In een uitgelekt document dat het bij de Britse regering had ingediend, zei ARK dat zijn focus sinds 2012 ligt op het leveren van zeer effectieve, politiek en conflictgevoelige Syrië-programma's voor de regeringen van het Verenigd Koninkrijk, de Verenigde Staten, Denemarken, Canada, Japan en de Verenigde Staten en de Europese Unie.”

ARK pochte toezicht te houden op contracten ter waarde van $ 66 miljoen om pro-oppositie acties in Syrië te ondersteunen.

Op zijn website vermeldt ARK al deze regeringen als klanten, evenals de Verenigde Naties.


Bij zijn operaties in Syrië werkte ARK samen met een andere Britse contractant genaamd 'The Global Strategy Network' (TGSN), die wordt geleid door Richard Barrett, een voormalig directeur van de 'wereldwijde contra-terrorisme' afdeling bij bij MI6.

ARK had kennelijk agenten ter plaatse in Syrië aan het begin van de poging tot regime-change in 2011, die aan het Britse FCO rapporteerden dat “ARK-medewerkers regelmatig contact hebben met activisten en actoren uit het maatschappelijk middenveld die ze aanvankelijk ontmoetten tijdens het uitbreken van protesten in het voorjaar van 2011.”

De Britse contractant had een “uitgebreid netwerk van maatschappelijke organisaties en gemeenschapsactoren die ARK heeft geholpen door middel van een speciaal centrum voor capaciteitsopbouw ARK, gevestigd in Gaziantep”, een stad in het zuiden van Turkije die een basis was van inlichtingenoperaties tegen de Syrische regering.

ARK speelde een centrale rol bij het leggen van de fundamenten van het verhaal van de Syrische politieke oppositie. In een uitgelekt document kreeg de firma de eer voor de “ontwikkeling van een kernachtig geformuleerd Syrisch oppositieverhaal”, dat blijkbaar tot stand kwam tijdens een reeks workshops met oppositieleiders die werden gesponsord door de regeringen van de VS en het VK.
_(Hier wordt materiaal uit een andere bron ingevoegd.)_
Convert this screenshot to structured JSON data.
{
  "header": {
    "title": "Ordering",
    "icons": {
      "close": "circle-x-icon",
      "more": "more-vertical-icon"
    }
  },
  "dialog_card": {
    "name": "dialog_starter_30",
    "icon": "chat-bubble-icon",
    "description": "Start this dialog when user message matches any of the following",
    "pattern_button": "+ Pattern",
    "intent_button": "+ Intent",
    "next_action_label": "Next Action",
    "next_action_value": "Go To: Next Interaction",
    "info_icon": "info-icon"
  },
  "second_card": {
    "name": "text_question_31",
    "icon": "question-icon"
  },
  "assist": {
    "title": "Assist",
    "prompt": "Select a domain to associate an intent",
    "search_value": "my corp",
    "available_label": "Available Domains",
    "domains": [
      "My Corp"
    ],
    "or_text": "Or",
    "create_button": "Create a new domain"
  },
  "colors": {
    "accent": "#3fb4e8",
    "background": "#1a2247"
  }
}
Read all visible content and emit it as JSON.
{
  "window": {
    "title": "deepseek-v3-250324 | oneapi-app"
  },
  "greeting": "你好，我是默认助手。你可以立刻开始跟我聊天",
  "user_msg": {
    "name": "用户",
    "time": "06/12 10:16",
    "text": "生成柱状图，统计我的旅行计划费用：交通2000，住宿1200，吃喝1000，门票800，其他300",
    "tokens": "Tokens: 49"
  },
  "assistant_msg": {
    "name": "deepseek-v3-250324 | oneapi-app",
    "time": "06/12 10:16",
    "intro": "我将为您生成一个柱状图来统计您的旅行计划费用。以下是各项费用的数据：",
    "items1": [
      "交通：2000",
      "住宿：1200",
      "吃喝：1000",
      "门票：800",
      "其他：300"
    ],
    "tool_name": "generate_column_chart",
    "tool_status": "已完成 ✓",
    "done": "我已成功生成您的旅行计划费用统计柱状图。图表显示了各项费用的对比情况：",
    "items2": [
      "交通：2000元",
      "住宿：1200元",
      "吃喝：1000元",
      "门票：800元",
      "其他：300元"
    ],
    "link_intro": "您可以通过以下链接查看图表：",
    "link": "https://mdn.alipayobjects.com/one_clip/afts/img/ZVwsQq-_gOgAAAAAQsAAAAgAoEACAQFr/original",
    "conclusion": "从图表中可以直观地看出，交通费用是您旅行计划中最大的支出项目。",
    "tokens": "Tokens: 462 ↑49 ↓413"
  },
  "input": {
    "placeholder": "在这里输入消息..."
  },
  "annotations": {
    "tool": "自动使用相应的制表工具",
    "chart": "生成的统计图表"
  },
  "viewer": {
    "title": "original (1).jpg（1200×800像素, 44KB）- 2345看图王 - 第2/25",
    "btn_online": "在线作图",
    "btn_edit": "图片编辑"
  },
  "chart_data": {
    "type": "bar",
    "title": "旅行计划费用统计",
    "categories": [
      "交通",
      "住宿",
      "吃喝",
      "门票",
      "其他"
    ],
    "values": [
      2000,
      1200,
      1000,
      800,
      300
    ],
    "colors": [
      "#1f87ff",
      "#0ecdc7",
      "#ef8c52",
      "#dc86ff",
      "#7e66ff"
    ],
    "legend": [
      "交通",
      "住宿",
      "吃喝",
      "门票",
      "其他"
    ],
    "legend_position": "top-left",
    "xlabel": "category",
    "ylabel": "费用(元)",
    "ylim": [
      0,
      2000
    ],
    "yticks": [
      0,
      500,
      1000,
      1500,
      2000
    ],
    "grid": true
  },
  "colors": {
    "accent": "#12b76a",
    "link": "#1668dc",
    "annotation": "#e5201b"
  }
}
ARK trainde alle niveaus van de Syrische oppositie in hun manier van communiceren, van "burgerjournalistieke workshops met Syrische media-activisten, tot het werken met gezagsdragende leden van de Nationale Coalitie om een kerncommunicatieverhaal te ontwikkelen."

Het bedrijf hield zelfs toezicht op de PR-strategie voor de Supreme Military Council (SMC), de leiding van de officiële gewapende vleugel van de Syrische oppositie, de 'Free Syrian Army' (FSA). ARK creëerde een complexe PR-campagne om een herverpakking van de SMC mogelijk te maken waarmee het zich kon onderscheiden van extremistische gewapende oppositiegroepen en om het beeld te creëren van een functionerend, inclusief, gedisciplineerd en professioneel militair orgaan.”

ARK gaf toe dat het de gewapende oppositie van Syrië, die grotendeels werd gedomineerd door salafistische jihadisten, wilde vergoelijken door "het imago van de FSA te verzachten.”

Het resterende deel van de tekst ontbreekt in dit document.